Italy’s Constitutional Court made early elections more likely on Wednesday, when it demanded changes in the electoral system that lawmakers ushered in last year.
At the behest of the center-left prime minister, Matteo Renzi, the lower of house of parliament introduced a two-round system to elect its members, which would make it easier for any one party, or coalition of parties, to win a majority.
But voters rejected an overhaul of the Senate that was meant to work in tandem with the lower-house reforms in a referendum last month.
Renzi’s plan was to reduce the upper chamber to a relatively toothless body of regional deputies.
Now the two chambers remain equally powerful, but they would be elected under different rules — increasing, rather than decreasing, the risk of divided government.
Five Star menace
Wednesday’s ruling means lawmakers must harmonize the electoral laws, which will probably mean a switch back to a system of proportional representation in the lower chamber.

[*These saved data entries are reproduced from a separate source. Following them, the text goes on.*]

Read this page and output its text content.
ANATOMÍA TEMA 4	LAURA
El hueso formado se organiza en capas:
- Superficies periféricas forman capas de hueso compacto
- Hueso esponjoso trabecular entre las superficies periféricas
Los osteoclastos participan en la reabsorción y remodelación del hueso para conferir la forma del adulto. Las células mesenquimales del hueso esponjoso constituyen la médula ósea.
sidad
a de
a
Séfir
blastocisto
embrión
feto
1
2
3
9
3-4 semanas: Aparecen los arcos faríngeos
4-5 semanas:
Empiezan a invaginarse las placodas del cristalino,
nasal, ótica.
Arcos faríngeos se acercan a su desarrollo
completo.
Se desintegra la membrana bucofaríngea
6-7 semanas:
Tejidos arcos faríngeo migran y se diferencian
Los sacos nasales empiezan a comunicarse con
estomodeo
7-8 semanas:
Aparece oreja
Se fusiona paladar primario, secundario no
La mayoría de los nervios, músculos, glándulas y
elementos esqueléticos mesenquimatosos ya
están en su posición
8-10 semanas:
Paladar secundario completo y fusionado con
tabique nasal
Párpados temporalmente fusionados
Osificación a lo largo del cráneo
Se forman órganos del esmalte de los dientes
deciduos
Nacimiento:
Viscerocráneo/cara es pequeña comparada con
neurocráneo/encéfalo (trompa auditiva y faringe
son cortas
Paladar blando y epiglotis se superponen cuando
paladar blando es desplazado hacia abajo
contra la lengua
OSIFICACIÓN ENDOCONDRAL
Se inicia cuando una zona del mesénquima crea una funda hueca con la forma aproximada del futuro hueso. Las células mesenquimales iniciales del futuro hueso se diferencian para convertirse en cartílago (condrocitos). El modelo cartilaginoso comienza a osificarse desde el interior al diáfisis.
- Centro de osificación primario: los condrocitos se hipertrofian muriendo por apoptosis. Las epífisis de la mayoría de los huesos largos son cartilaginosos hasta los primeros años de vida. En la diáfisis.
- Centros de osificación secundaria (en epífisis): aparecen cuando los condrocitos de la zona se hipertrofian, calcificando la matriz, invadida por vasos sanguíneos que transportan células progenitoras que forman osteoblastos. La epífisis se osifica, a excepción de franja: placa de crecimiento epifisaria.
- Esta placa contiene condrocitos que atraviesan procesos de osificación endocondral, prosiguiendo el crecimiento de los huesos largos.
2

That, in turn, would lessen the chance of a Five Star victory.
The anti-establishment movement’s ambiguous views on NATO and Russia as well as its hostility to the German-led currency union in Europe worry mainstream leaders in Brussels and Rome.
The Five Stars have nevertheless polled neck and neck with Renzi’s Democrats since the middle of last year.
Splintered
The right is splintered. Former prime minister Silvio Berlusconi’s Forza Italia and the anti-immigrant Lega Nord would each get around 12-13 percent support.
Nuovo Centrodestra, which rules in coalition with the center-left, could lose all its seats.